Cooling towers at Drax, North Yorkshire (image credit: / Phil Silverman).

Business Secretary Kwasi Kwarteng told a private meeting of MPs this week that Drax’s imports of US-made wood pellets to be burnt for energy are “not sustainable”. He added that it “doesn’t make sense” and told MPs the government had not fully investigated the sustainability of burning wood pellets, a type of biomass. In a further blow to Drax, which receives billions in government subsidies, Kwarteng admitted that while BEIS has discussed biomass with industry, “we haven’t actually questioned some of the premises” of the sustainability of pellets.

Elly Pepper, Senior Advocate for NRDC (Natural Resources Defense Council) and Cut Carbon Not Forests, says:

“Kwasi Kwarteng’s view is part of a growing consensus that burning trees for electricity has been tried and failed on the tests of climate, nature, and affordability. Biomass power puts some of the world’s most precious forests at risk. It makes climate change worse, not better. And compared to other renewables that are getting cheaper all the time, its price has remained steady. Like fossil fuels, burning biomass also requires huge amounts of water to be abstracted for cooling, increasing water stress at times of drought. A clean and affordable energy future means ending support for biomass and investing in energy efficiency measures and cheap renewables like wind and solar.”

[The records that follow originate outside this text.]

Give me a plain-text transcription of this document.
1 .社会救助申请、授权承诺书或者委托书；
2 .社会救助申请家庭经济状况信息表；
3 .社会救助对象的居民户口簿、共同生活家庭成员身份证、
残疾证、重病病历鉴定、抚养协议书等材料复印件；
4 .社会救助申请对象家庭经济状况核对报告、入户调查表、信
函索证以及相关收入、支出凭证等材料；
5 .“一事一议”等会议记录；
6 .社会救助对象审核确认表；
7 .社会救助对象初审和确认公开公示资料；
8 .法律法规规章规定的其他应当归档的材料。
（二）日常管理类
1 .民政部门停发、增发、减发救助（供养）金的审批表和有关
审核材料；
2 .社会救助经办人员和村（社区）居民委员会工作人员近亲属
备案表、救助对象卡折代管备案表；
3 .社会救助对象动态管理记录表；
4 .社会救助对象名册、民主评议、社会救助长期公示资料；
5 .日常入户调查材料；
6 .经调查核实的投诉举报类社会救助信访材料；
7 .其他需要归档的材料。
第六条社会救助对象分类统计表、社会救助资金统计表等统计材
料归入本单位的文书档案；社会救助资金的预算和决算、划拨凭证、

Almuth Ernsting, Co-Director of Biofuelwatch says:

“We are pleased that Kwasi Kwarteng is starting to acknowledge what hundreds of scientists have been saying for a long time: Burning trees for energy accelerates climate change rather than slowing it down. It also harms biodiversity, and harms communities affected by air pollution. In the UK, biomass energy from trees on a vast scale is largely driven by subsidies for biomass electricity. The government must end those subsidies and focus support on energy savings and clean, non-emissive renewables like wind and solar power, which are also cheaper than biomass electricity.”

Water usage is also an issue
With the UK said to be on the cusp of a major drought, threatening to impact sweeping areas of the country, the energy industry is depleting our water sources far beyond what is needed to supply peoples’ homes, campaigners insist. Elly Pepper, a campaigner with Cut Carbon Not Forests, commented:

“The energy industry is one of the biggest users of water in the UK. It takes more water out of rivers, streams, lakes, and the sea than is used for the entire water supply for peoples’ homes. Fossil fuel plants that use oil, gas, and coal, and that burn trees, use this water for cooling. Drax power company alone uses 64 billion litres of water per year across its biomass, coal, and gas power plants. That’s the same as 4.5 days’ worth of the UK’s entire water supply.

“Not only is biomass power wrecking forests and making climate change worse, it’s also vulnerable to drought – this isn’t energy security, it’s the opposite. Replacing biomass and fossil fuels with renewables like wind and solar will bring down energy bills and make the energy system more resilient to future droughts and dry weather.”